Another approach to improve model performance is to use transfer learning. Transfer learning involves using a model that has performed very well on other tasks and applying it to your own task. Generally, transfer learning performs better than building a model from scratch because the model architecture and training process have been highly optimized. In this case, we will use the Xception model, which is a highly complex and high-performance model.

# Load the pre-trained Xception model
base_model = tf.keras.applications.xception.Xception(weights='imagenet', include_top=False)
avg = tf.keras.layers.GlobalAveragePooling2D()(base_model.output)
output = tf.keras.layers.Dense(len(class_names), activation='softmax')(avg)
model = tf.keras.Model(inputs=base_model.input, outputs=output)

# Usually, the weights of the pre-trained model are frozen since they have been well-trained and optimized
for layer in base_model.layers:
    layer.trainable = False

optimizer = tf.keras.optimizers.SGD(lr=0.2, momentum=0.9, decay=0.01)
model.compile(loss='categorical_crossentropy', optimizer=optimizer, metrics=['accuracy'])

epochs = 5
tf_board_callback_2 =  create_tensorboard_callback(dir_name="vision_model",
                                                   experiment_name="Xception")

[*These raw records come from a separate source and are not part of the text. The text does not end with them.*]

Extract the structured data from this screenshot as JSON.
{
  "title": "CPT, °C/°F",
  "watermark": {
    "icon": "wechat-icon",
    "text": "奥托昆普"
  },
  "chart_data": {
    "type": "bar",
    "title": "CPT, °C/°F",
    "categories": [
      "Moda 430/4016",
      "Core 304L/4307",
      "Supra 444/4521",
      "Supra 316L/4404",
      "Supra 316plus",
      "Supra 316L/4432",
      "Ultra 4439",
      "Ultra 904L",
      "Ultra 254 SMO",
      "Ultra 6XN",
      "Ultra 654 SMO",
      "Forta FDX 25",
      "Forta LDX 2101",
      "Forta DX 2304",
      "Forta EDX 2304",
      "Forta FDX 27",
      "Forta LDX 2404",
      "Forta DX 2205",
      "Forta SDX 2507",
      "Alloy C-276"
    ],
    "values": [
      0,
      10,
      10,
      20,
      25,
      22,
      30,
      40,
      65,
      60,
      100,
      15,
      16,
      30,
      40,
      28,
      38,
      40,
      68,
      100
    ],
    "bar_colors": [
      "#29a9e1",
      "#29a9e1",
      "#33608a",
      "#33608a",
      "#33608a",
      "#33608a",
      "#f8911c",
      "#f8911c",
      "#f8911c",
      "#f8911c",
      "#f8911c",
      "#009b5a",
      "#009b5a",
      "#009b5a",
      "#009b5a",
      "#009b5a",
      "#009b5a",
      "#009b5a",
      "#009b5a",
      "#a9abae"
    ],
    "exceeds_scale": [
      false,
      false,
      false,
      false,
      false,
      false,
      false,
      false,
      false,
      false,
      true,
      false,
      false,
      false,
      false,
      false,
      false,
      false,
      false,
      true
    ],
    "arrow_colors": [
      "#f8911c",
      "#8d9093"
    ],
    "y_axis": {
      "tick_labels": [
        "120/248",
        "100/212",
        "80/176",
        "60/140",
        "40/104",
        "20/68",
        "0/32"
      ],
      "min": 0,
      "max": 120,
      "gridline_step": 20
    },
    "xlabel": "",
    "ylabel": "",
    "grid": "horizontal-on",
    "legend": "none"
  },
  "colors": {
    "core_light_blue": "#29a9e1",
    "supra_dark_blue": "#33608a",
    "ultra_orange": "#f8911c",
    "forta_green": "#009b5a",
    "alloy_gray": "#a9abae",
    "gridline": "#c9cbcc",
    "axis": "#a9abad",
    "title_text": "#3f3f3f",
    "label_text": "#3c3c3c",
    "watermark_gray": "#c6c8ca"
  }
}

history = model.fit(train_data, epochs=epochs, validation_data=test_data,
                    callbacks=[tf_board_callback_2])

model.evaluate(test_data)

The output shows the improved performance compared to the baseline:

79/79 [==============================] - 31s 390ms/step - loss: 0.5771 - accuracy: 0.8388
[0.5770677924156189, 0.8388000130653381]

You can view the training process in TensorBoard:

# The following commands are for Google Colab only
%load_ext tensorboard
%tensorboard --logdir="vision_model/Xception/20220522-120512/"
Visualization of the training process in TensorBoard

You can also download the computational graph of the model in TensorBoard. The complexity of Xception is significantly higher than the baseline model, explaining its superior performance.

Model architecture

4 Conclusion

This article covers important concepts in image classification tasks using neural networks and important TensorFlow APIs, such as tensorflow.keras.preprocessing.image.ImageDataGenerator, TensorBoard Callback, and how to load pre-trained models. I hope this sharing has been helpful to you. Feel free to leave comments for further discussion!